L'anecdote est indigeste pour le producteur qui voit du même coup d'un bon oeil l'arrivée d'une certification protégeant son cheptel. Cheptel symboliquement reconnu «produit du terroir» en 2002 par le ministère des Régions du Québec. «Ça va certainement venir régler le problème de la fraude, dont l'agneau pré-salé n'a pas le monopole d'ailleurs, dit-il. Aujourd'hui, en l'absence de réglementation, nous n'avons pas de recours possible, mais, si la loi est modifiée, le milieu va être contraint de revoir ses pratiques et de se discipliner.»

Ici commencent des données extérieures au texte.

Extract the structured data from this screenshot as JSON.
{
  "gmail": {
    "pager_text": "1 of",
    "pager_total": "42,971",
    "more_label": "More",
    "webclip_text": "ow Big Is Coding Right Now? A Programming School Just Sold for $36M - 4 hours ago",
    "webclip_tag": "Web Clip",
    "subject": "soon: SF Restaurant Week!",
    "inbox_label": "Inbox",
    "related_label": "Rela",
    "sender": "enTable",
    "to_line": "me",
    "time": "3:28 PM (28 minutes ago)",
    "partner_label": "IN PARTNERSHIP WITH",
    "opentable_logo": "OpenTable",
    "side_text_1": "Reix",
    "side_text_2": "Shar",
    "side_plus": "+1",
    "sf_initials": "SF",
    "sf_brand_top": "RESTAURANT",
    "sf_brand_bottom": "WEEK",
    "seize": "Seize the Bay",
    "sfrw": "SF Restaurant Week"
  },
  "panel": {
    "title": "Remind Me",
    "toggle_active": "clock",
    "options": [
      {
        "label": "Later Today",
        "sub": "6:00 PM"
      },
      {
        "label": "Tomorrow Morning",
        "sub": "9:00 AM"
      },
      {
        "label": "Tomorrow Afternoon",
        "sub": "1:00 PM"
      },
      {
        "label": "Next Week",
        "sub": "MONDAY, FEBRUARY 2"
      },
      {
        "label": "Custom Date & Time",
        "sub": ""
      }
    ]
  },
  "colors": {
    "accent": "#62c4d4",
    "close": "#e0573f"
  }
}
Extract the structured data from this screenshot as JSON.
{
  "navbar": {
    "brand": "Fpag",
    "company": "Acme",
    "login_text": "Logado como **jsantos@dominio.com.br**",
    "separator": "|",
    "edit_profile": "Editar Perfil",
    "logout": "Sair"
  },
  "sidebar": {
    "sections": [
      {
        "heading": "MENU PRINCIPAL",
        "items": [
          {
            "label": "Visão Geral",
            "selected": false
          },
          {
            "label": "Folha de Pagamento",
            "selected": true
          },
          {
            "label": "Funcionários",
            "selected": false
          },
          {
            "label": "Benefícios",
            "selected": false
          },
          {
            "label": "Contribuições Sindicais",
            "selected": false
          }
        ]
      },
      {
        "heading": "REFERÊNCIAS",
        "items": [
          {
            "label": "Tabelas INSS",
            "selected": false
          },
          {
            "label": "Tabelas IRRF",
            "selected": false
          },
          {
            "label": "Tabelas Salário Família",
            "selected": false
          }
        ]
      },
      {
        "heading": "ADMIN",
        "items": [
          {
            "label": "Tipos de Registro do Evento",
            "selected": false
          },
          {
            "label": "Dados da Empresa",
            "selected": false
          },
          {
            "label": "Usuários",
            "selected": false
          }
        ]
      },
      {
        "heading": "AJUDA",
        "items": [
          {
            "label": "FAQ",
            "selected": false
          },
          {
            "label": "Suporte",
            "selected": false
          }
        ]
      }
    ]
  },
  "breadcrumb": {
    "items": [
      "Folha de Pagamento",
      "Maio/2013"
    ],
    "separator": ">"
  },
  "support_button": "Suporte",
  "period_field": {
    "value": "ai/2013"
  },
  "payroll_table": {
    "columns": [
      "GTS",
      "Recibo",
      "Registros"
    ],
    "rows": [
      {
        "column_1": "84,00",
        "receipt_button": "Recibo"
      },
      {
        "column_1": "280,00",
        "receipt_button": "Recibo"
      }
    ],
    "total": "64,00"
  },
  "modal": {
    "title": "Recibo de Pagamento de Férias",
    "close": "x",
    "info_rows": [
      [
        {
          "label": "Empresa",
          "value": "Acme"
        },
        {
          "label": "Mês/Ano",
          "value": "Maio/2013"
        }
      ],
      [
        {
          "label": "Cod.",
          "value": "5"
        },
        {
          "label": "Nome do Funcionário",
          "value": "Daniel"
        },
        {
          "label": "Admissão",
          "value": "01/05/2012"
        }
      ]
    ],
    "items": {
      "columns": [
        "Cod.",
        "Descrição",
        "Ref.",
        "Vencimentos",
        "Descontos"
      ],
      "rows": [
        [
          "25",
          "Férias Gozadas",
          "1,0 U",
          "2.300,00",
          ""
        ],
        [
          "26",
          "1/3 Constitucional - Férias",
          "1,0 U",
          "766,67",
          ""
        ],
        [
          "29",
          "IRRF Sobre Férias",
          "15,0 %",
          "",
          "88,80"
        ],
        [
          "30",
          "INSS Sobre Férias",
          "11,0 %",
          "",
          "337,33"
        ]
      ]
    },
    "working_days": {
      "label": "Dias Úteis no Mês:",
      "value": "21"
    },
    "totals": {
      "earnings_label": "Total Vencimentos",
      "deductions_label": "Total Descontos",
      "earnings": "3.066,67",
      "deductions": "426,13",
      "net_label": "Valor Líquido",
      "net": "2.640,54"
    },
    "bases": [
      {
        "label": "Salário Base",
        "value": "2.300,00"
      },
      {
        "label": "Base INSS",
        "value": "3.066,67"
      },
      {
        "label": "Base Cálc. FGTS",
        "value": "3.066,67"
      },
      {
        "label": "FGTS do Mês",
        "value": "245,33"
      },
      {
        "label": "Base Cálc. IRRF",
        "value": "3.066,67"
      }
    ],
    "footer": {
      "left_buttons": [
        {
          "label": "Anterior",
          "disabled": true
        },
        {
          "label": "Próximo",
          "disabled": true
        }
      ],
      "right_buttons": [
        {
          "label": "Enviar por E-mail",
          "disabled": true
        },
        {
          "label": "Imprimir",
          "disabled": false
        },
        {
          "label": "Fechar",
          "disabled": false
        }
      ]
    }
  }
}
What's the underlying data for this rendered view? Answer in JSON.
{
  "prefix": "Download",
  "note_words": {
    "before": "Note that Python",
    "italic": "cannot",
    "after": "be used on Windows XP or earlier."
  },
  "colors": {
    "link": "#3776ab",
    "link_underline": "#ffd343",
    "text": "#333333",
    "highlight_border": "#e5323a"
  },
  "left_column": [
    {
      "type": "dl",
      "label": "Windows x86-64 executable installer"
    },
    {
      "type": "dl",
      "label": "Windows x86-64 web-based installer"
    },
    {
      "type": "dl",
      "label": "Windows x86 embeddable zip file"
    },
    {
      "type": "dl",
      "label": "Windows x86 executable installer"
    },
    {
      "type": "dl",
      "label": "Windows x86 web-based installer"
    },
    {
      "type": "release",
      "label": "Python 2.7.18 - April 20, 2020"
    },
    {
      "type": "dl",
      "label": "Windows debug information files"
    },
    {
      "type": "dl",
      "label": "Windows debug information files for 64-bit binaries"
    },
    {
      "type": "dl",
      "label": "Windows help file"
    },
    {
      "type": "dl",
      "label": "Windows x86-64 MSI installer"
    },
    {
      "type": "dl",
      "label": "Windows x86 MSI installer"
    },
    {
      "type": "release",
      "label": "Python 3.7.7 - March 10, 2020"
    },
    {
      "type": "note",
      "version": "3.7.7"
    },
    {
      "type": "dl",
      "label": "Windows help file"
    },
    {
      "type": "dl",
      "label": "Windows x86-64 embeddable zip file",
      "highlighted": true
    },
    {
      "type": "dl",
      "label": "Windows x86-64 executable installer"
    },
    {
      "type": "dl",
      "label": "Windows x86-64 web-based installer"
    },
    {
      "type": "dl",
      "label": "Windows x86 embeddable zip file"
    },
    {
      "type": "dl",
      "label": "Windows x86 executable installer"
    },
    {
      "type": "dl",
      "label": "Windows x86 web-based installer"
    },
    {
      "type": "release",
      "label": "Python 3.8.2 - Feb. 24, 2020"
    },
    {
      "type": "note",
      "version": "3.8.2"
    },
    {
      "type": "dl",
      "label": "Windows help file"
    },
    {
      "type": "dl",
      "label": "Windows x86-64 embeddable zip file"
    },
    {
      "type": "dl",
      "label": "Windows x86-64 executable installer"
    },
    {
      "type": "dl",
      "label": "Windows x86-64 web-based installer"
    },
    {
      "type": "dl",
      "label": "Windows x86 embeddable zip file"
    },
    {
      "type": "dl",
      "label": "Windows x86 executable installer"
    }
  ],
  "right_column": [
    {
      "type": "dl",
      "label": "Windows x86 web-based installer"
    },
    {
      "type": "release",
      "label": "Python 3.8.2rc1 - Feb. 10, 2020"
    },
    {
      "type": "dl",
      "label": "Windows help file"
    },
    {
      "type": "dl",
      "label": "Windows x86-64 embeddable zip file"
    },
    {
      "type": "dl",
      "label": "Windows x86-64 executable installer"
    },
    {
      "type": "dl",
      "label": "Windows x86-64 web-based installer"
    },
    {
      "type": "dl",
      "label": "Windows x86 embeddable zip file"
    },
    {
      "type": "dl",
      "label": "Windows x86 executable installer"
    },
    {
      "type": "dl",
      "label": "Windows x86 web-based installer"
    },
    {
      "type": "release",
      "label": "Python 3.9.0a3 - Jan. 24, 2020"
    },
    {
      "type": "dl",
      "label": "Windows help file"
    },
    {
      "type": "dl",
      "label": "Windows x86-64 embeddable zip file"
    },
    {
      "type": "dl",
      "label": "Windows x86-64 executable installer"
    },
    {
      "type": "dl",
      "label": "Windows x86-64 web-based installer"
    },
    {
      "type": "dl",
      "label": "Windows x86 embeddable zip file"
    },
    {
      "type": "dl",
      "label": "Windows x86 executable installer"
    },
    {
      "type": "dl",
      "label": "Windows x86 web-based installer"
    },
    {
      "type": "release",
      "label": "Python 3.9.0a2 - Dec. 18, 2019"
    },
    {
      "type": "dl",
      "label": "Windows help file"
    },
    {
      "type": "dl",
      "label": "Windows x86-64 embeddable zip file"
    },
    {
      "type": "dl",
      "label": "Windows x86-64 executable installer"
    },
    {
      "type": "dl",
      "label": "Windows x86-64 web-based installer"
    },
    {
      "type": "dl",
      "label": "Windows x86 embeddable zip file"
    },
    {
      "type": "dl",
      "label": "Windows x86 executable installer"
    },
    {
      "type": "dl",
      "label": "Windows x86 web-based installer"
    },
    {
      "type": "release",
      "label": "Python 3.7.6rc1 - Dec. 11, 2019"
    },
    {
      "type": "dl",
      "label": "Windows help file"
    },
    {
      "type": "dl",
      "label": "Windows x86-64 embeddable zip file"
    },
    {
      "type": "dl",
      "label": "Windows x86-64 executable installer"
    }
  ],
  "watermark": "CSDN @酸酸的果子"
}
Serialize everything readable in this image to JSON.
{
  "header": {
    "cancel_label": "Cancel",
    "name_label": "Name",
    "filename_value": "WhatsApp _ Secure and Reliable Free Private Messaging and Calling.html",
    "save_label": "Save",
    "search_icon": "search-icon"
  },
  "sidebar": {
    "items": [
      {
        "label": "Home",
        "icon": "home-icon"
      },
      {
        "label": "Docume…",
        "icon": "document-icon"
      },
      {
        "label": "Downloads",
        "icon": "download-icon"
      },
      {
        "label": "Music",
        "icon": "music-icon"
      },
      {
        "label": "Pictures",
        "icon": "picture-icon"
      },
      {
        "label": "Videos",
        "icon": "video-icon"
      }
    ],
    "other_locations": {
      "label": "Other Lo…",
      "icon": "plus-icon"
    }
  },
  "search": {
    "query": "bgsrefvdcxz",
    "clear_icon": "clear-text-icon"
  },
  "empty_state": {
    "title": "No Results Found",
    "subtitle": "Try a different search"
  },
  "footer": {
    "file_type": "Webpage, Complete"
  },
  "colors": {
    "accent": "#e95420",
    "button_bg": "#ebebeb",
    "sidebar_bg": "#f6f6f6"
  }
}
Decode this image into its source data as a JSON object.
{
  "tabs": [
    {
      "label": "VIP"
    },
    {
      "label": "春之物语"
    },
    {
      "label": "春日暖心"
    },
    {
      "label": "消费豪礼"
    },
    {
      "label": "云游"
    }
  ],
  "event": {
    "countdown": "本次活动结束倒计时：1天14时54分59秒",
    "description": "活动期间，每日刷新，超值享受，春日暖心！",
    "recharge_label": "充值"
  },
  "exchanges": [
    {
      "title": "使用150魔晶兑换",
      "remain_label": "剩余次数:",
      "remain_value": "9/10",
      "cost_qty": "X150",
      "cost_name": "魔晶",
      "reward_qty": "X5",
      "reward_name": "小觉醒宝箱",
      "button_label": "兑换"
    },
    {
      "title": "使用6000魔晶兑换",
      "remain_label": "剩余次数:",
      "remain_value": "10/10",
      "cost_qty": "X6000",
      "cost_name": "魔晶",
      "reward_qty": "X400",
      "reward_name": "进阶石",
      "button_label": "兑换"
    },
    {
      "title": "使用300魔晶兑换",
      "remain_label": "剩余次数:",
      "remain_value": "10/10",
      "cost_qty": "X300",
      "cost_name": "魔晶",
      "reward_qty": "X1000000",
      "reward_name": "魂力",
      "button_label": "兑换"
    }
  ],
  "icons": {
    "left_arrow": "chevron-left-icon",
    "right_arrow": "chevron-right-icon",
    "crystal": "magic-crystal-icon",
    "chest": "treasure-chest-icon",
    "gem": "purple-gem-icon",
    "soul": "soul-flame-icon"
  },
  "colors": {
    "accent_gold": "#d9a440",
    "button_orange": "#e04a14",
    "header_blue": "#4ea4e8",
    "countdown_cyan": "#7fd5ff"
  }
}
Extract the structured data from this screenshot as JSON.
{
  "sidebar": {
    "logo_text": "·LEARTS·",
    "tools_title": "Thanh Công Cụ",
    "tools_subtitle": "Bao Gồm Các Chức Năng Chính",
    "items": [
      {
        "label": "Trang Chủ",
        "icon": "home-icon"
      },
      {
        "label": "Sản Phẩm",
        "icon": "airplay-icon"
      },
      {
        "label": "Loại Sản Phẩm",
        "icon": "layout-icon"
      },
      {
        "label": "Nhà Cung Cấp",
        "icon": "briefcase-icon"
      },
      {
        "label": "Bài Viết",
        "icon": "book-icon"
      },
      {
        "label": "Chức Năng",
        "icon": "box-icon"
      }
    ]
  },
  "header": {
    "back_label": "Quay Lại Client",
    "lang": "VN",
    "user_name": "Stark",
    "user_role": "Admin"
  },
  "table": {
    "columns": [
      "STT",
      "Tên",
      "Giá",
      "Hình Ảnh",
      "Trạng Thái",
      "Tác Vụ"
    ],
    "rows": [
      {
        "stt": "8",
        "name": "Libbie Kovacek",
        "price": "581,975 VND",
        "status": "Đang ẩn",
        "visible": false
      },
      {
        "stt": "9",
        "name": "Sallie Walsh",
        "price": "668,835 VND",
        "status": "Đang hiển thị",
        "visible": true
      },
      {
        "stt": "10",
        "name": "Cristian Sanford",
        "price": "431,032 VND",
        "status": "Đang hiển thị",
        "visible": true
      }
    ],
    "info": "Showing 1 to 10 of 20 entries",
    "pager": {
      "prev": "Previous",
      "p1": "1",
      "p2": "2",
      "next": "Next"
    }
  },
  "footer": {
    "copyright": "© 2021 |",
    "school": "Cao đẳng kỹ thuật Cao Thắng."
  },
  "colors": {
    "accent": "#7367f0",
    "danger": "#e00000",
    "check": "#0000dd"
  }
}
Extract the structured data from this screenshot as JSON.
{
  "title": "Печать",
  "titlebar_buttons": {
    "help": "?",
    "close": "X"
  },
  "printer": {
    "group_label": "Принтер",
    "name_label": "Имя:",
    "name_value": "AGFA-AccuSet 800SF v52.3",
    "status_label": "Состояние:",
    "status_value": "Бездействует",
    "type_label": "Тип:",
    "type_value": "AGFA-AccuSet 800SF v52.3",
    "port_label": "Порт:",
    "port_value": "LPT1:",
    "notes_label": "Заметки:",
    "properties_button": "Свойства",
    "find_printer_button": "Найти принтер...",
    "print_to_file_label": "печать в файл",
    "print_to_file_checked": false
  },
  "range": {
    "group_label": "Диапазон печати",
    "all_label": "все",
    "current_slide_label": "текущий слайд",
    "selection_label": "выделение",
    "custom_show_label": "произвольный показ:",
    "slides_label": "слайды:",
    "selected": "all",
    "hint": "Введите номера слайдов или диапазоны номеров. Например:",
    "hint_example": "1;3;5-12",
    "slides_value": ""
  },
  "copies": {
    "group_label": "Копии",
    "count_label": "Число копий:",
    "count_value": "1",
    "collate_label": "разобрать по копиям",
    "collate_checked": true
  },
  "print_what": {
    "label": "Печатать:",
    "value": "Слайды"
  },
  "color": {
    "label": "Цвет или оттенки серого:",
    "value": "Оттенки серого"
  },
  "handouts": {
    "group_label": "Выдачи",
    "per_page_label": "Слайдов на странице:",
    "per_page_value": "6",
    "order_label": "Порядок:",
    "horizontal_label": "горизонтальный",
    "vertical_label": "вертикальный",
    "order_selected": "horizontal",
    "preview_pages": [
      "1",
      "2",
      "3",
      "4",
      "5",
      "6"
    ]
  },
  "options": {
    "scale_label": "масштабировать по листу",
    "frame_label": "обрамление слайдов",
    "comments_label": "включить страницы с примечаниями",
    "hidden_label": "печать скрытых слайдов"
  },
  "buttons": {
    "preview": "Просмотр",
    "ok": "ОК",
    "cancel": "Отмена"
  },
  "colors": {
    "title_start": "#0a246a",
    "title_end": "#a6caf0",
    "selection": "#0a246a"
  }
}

La formule, si elle ravit les alchimistes du terroir comme les consommateurs, ne peut être aussi que bénéfique pour le développement régional, croit Jacques Proulx, président de Solidarité rurale, un organisme qui milite depuis plusieurs années pour la mise en place d'une loi protégeant le patrimoine gastronomique du Québec. «Aujourd'hui, il y a beaucoup d'opportunistes qui profitent de l'engouement pour ce type de produits, dit-il. Sans une légitimité, ils risquent d'être à la longue dénaturés et peut-être même de disparaître. Et c'est dommage quand on sait que les produits du terroir peuvent être un levier économique important pour les régions.»

Tout comme le roquefort ou la coquille Saint-Jacques des Français, la raclette des Suisses, le parmesan des Italiens et le feta des Grecs, tous les produits du terroir québécois, qu'ils soient fumés en Gaspésie, qu'ils poussent dans les champs du Lac-Saint-Jean ou qu'ils fermentent dans des cuves en chêne au coeur des Cantons de l'Est méritent d'être protégés, selon lui. Au nom du respect de l'identité culinaire d'un pays. «Mais, bien sûr, dans un monde agricole où la vitesse et l'homogénéisation priment, dit-il, il y a plusieurs oppositions à ce genre de projet. Certains ne veulent pas voir la création de chasses gardées ni la mise en place de règles strictes autour de ces produits. Mais elles sont nécessaires, et il faut mener une dure bataille pour protéger cette unicité.»

Les membres du groupe de travail sur les appellations réservées et les produits du terroir, dont aucun n'a souhaité commenter le contenu du rapport avant sa diffusion par la ministre de l'Agriculture, le croient aussi, eux qui voient dans ces appellations une façon de reconnaître «les efforts des producteurs et des transformateurs» oeuvrant dans le domaine des «produits de niche», peut-on lire. Ils recommandent d'ailleurs à Québec d'entreprendre rapidement une consultation du milieu de l'agroalimentation afin «d'informer les groupes intéressés par ces types de produits». Le cabinet de Françoise Gauthier devrait commenter les recommandations du groupe en ce début d'année.